El marco normativo recién adoptado prioriza la atracción de capital fresco y la ejecución de obras de infraestructura a gran escala, incidiendo de manera directa en la modernización de las redes de transmisión y subestaciones a nivel nacional. Los analistas económicos subrayan que la reducción drástica de las pérdidas técnicas y comerciales constituye el eje medular de esta reforma, permitiendo sanear las finanzas del subsector y garantizando la estabilidad tarifaria en beneficio directo de la ciudadanía y del sector industrial.
Asimismo, la estrategia gubernamental contempla una diversificación acelerada hacia fuentes de energía renovable, integrando parques solares y eólicos que robustecen la soberanía energética del Estado.
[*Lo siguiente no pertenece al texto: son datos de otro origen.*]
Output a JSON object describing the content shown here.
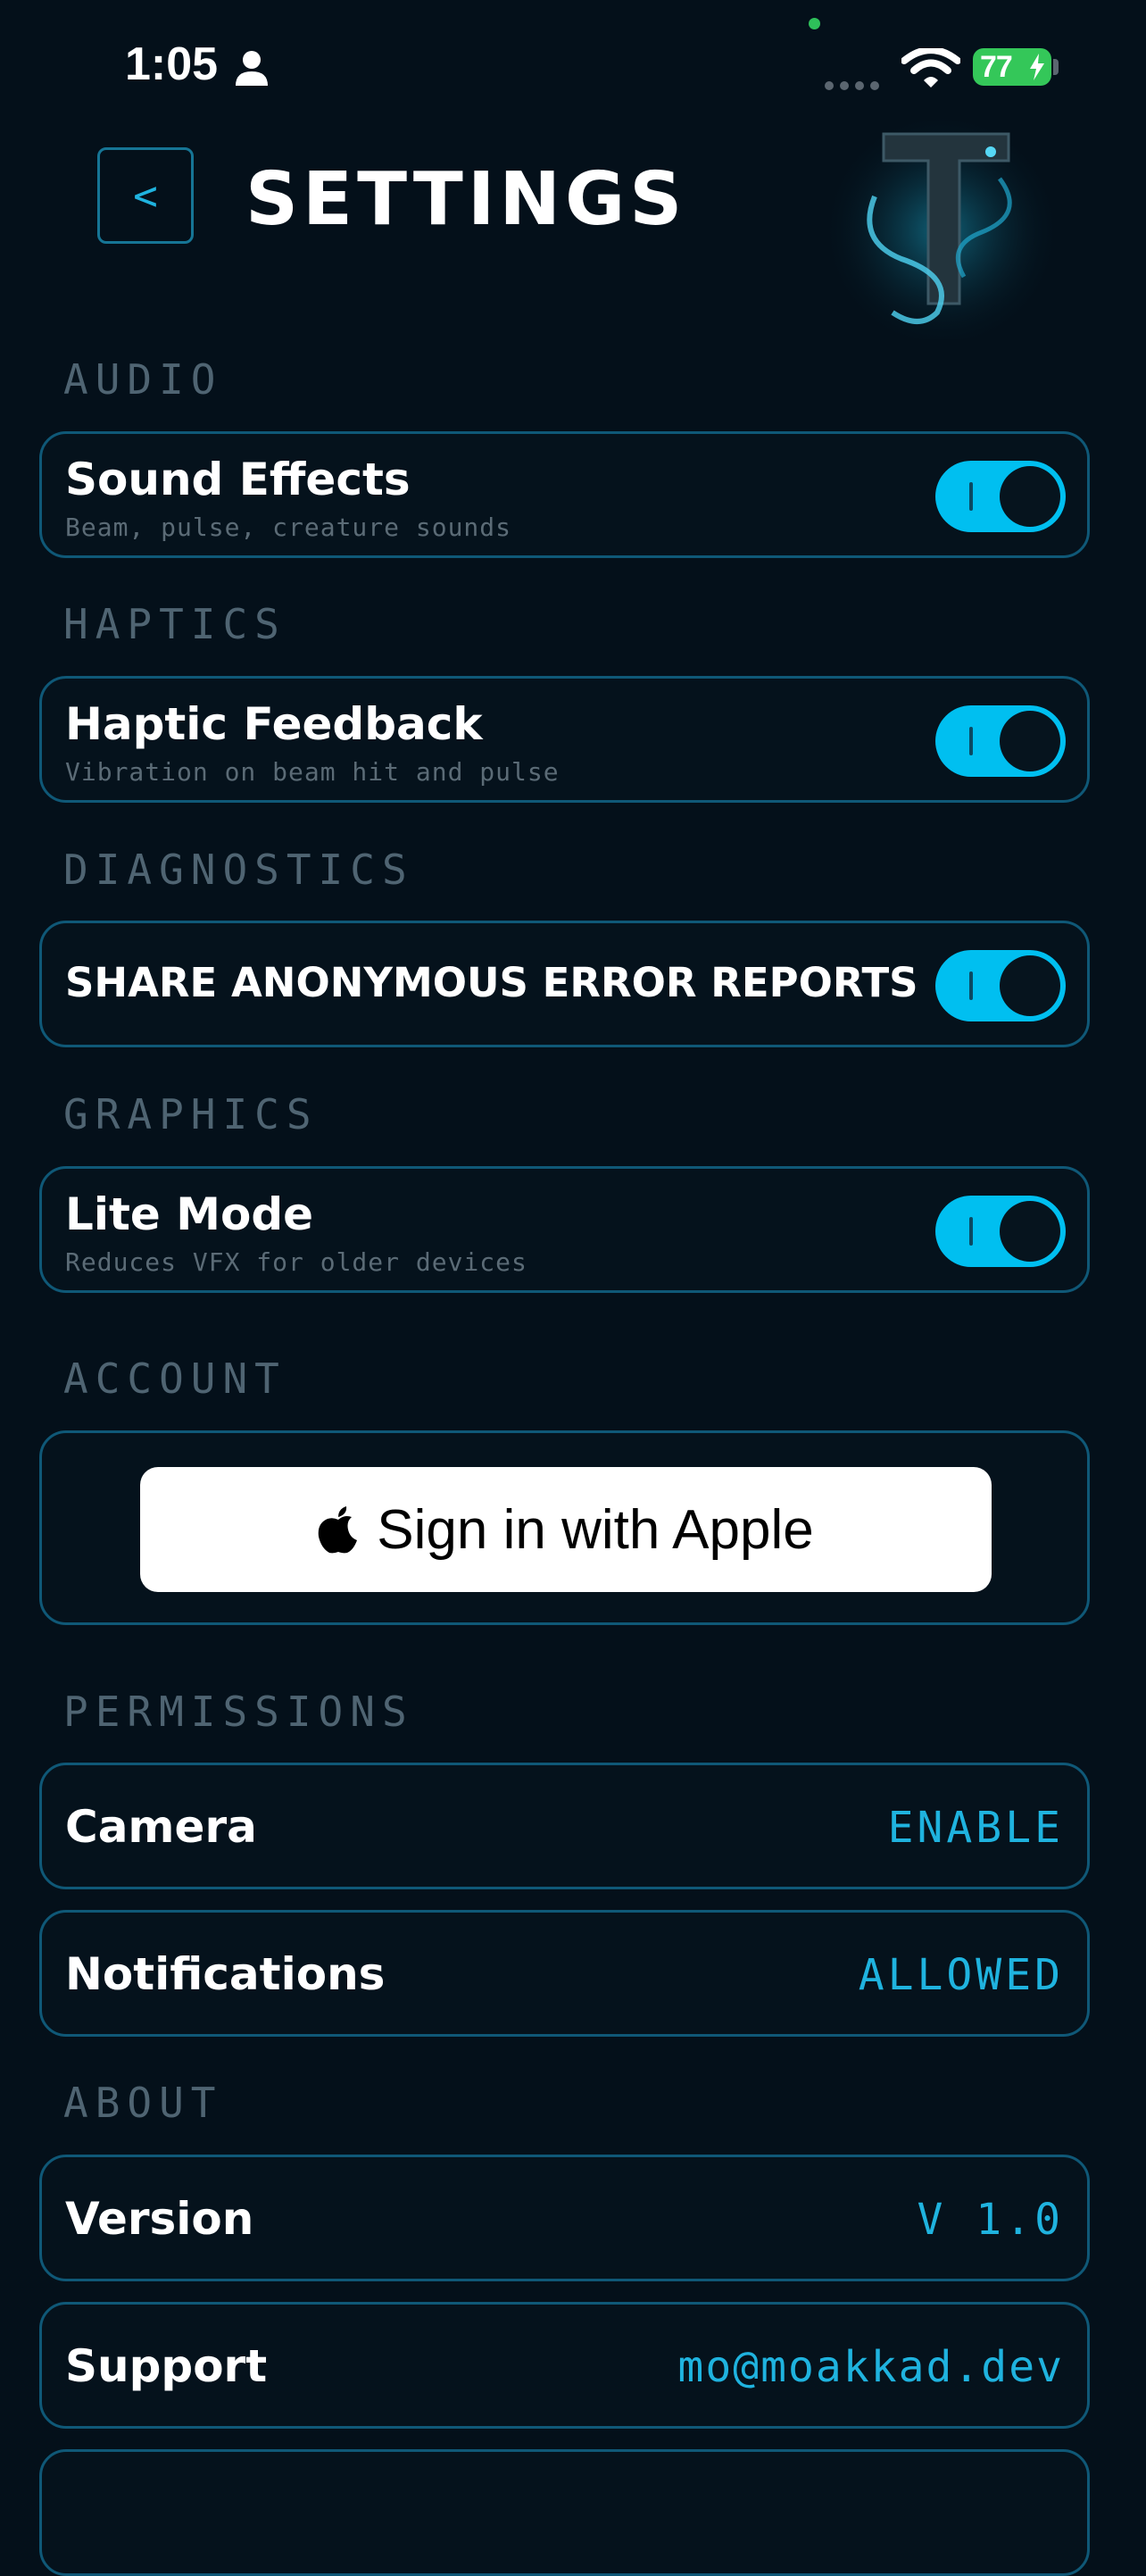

Con estas acciones, la administración busca blindar la economía frente a la volatilidad de los mercados internacionales de combustibles fósiles, ofreciendo un entorno previsible y seguro que fomente la inversión privada y la creación de empleos en las diferentes regiones del país.
La cristalización de este plan de transformación eléctrica representa un hito fundamental en la gestión pública contemporánea. Las autoridades reiteraron que la consolidación de un servicio continuo, moderno y de calidad es la piedra angular sobre la cual se edifica el crecimiento sostenido y el desarrollo socioeconómico de la nación centroamericana.